Why not follow a late Halloween review with an early Christmas one?
In this movie, based on a book by Kinkade himself, we see how he got to be the “Painter of Light”, in a touching Christmas tale. Tom and his younger brother Pat (Jared Padalecki and Aaron Ashmore) were from Placerville, California, and returned home to be with their mom Maryanne (Marcia Gay Harden) on holidays. On the particular Christmas in the story, 1977, they learn that the family cottage, a little out of town, will be lost to the family at the end of the year because the bank is foreclosing. Many extensions have already been granted, and there is nothing to do but pay the bill, which is impossible. The boys are determined to get work in order to try, and Pat is hired to help Big Jim (Richard Moll) with his vast Christmas-lights display, which extends all over his property. He is angrily in competition with his neighbors Evelyn and Lloyd (Gabrielle Rose and Malcolm Stewart) and their electrical efforts. Tom goes first to see Glen Wesman (Peter O’Toole), the famous artist who lives next door and has been kind to Tom and has taught him a lot about art. Then Tom goes to town and gets a commission from Ernie, the head of the Chamber of Commerce (Chris Elliott), to paint a mural of Placerville at Christmas on a wall downtown, because the Placerville tree-lighting ceremony will be televised to Sacramento this year, Placerville being the Christmas Tree Capital of the World (or maybe just of California).
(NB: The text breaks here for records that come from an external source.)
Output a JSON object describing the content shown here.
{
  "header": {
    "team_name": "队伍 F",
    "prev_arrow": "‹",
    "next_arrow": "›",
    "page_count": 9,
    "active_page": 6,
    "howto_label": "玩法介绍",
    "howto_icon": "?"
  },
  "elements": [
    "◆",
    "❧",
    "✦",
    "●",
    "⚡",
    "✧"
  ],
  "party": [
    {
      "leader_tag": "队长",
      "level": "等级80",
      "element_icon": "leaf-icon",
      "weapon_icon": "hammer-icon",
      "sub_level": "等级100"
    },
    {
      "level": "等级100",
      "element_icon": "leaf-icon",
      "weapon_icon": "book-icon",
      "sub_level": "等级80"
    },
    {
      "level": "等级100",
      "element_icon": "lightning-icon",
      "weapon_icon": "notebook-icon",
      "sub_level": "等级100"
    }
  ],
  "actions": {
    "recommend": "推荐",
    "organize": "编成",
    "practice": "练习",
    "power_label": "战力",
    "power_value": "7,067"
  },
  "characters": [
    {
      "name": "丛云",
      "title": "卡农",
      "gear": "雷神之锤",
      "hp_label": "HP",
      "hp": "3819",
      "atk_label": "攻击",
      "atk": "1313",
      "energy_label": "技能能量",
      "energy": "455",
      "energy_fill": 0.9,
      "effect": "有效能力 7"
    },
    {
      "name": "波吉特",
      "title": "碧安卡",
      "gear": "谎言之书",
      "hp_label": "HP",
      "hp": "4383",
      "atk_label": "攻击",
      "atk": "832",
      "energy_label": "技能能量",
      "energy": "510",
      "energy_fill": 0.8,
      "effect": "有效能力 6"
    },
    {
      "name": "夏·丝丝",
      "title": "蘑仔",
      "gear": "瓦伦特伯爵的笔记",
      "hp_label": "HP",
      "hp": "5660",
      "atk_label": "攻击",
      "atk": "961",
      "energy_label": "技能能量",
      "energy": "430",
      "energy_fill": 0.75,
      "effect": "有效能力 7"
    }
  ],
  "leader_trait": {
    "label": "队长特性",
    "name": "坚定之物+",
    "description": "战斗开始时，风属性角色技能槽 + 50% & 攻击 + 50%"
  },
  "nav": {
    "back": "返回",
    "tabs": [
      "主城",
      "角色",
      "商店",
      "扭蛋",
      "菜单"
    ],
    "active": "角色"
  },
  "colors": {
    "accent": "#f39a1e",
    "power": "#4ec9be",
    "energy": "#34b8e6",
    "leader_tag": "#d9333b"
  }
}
There are many other denizens of Placerville who play important roles in the story: Charlotte Rae as Vesta the church organist, Geoffrey Lewis as Butch the local saloon owner, Chelan Simmons as the reigning Miss Placerville who is completely stymied by Miss Placerville 1974, Tanya (Kiersten Warren), since Tanya seems to have Ernie in her pocket, and Jay Brazeau as Mr. Rosa, who gets featured in the mural with his dog. There’s also a totally unexpected visit from the Kinkade father, Bill (Richard Burgi), who remains unhelpful, though his visit shows a desire for connection. And there’s Edward Asner as Sidney, Glen Wesman’s dealer, who comes looking for one last painting.
This is an excellent Christmas film, and with the performances of Padalecki, Harden, O’Toole, and Burgi, it is an acting class as well. In fact, the entire cast is working at a very high level, many in tragic storylines and many in comedy roles. Screenplay by Ken LaZebnik and direction by Michael Campus.